The county will also pay $600,000 to the plaintiffs to cover attorney fees, said county Administrator Mark McCauley.
The $3 million will be paid to an independent third party, the Lower Columbia Fish Recovery Board, which will “oversee projects to protect and restore Clark County rivers and streams harmed by stormwater pollution,” said Lauren Goldberg, staff attorney for Columbia Riverkeeper, one of three plaintiffs.
Under the Clean Water Act, offenders can face financial penalties based on the number of violations per day, but offenders can also be asked to fix damage caused by projects that were permitted in the time it was in violation.
The annual $500,000 payments will begin in June 2015.
The county will be eligible to apply to the Lower Columbia Fish Recovery Board to do restoration work, if it wishes to compete against local conservation groups.
McCauley said it hasn’t yet been determined which fund the money for the settlement will come from, but under the terms of the settlement, it has to be “new money.” In other words, it cannot come out of the county’s existing budget for clean water projects.
The settlement follows a federal court ruling that the county violated the law for three years and would be liable for damages. In June, U.S. District Judge Ronald B. Leighton granted partial summary judgment to plaintiffs Rosemere Neighborhood Association, Columbia Riverkeeper and Northwest Environmental Defense Center.
Leighton wrote that “even viewed in the light most favorable to Clark County,” the evidence shows the county was in violation of its National Pollution Discharge Elimination System permit from Aug. 17, 2008, to Dec. 28, 2011.
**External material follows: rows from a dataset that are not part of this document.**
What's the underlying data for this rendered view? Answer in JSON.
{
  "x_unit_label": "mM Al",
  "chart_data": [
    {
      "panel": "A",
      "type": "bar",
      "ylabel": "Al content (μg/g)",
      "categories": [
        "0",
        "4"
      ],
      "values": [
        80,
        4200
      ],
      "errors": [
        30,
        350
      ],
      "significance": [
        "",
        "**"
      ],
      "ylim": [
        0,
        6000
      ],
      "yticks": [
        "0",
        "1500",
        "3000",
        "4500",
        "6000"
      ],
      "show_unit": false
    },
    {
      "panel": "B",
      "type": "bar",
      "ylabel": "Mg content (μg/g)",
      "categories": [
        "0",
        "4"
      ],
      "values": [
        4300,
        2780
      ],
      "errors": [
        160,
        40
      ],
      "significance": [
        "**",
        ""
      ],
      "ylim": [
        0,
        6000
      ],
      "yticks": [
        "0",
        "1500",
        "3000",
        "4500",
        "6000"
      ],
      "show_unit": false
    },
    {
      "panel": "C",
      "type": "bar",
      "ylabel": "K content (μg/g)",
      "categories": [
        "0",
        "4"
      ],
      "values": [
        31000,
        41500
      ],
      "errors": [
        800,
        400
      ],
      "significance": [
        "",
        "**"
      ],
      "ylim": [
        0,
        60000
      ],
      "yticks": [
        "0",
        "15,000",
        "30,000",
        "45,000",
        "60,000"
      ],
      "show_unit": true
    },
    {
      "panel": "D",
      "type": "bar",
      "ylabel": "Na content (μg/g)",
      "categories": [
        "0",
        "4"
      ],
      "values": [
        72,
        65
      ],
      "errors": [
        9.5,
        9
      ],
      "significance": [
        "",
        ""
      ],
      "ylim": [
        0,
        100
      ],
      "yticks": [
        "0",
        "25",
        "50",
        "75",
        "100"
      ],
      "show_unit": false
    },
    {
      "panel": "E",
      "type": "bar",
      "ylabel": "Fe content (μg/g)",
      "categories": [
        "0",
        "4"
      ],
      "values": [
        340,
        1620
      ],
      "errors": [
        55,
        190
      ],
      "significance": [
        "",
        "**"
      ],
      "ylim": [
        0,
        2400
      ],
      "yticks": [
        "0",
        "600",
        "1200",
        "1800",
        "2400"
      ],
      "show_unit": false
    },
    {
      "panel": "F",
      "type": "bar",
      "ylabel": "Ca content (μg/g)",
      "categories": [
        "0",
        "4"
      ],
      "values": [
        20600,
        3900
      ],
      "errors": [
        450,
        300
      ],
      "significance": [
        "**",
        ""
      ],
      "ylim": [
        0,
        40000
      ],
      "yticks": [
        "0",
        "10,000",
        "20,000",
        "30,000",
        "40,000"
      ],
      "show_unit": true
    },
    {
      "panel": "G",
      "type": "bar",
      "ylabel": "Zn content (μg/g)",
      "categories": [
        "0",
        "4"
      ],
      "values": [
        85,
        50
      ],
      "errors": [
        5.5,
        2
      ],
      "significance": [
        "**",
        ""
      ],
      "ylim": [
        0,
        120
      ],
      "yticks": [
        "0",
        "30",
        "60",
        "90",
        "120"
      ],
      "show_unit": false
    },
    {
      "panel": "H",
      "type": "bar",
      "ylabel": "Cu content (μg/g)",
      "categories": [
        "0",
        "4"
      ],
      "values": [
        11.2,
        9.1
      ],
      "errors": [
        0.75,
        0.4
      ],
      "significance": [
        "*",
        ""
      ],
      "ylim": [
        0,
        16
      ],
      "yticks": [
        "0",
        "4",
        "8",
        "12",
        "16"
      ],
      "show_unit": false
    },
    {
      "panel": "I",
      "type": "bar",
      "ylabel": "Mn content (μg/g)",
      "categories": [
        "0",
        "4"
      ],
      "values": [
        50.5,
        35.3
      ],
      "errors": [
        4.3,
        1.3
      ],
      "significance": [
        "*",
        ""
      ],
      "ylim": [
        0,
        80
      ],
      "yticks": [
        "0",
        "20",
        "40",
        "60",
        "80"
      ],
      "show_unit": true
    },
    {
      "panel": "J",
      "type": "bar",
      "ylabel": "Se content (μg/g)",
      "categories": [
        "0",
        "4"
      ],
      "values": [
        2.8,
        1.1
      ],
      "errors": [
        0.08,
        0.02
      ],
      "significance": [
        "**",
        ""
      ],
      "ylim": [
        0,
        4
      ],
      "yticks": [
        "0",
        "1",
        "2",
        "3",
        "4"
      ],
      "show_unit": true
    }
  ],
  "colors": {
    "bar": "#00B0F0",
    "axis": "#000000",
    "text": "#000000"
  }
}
The plaintiffs were represented by attorneys Janette Brimmer and Jan Hasselman of Earthjustice.
Money to stay local
Commissioner Steve Stuart, chairman of the board of commissioners, said Wednesday that he appreciated the plaintiffs were willing to work with the county to put money into local projects. Had the plaintiffs not agreed to mediation and simply asked a judge to impose civil penalties for violating the Clean Water Act, the county could have been ordered to pay millions more.
Going forward, Stuart said the county hopes to work with plaintiffs to preserve and enhance water quality.
Specifically, the projects will aim to improve salmon habitat and reduce dirty stormwater pollution.
“This is a win for clean water and healthy salmon runs in Clark County,” said John Felton, chairman of the Rosemere Neighborhood Association, an environmental group. “This is a good result for the community as a whole.”
“This agreement means cleaner water and more salmon for the region as a whole,” said Brett VandenHeuvel, executive director of Columbia Riverkeeper. “The county will now act to reduce polluted stormwater and invest in protecting salmon. It’s a win-win.”
The fact plaintiffs insisted that a third party decide how the $3 million will be spent “kind of speaks for itself,” VandenHeuvel said.
Don Benton, the county’s director of environmental services, said he didn’t mind that a third party was asked to manage county projects. He said the county didn’t want the plaintiffs to manage the money either, so it was best to involve an independent group.
In 2008, the county refused to adopt state standards for managing polluted runoff, dismissing them as an unreasonable burden to place on private developers. The board of commissioners — then made up of Stuart, Marc Boldt and Betty Sue Morris — argued the county’s own system of stormwater management was superior to the state’s.
In 2011, Leighton issued an injunction against Clark County, ordering it to follow the state’s default stormwater requirements that newly developed land drain as slowly as it did prior to Euro-American settlement.
At the time, the county was defending its stormwater plan in the state courts, a fight it ultimately lost.
Stormwater runoff is federally regulated as a major source of water pollution. It contains toxic metals, oil, grease, pesticides, herbicides, bacteria and nutrients that run off buildings and pavement into streams, degrading water quality and killing marine life. It causes flooding and erosion, and plaintiffs argued the county was shifting the burden of paying for impacts from developers to taxpayers.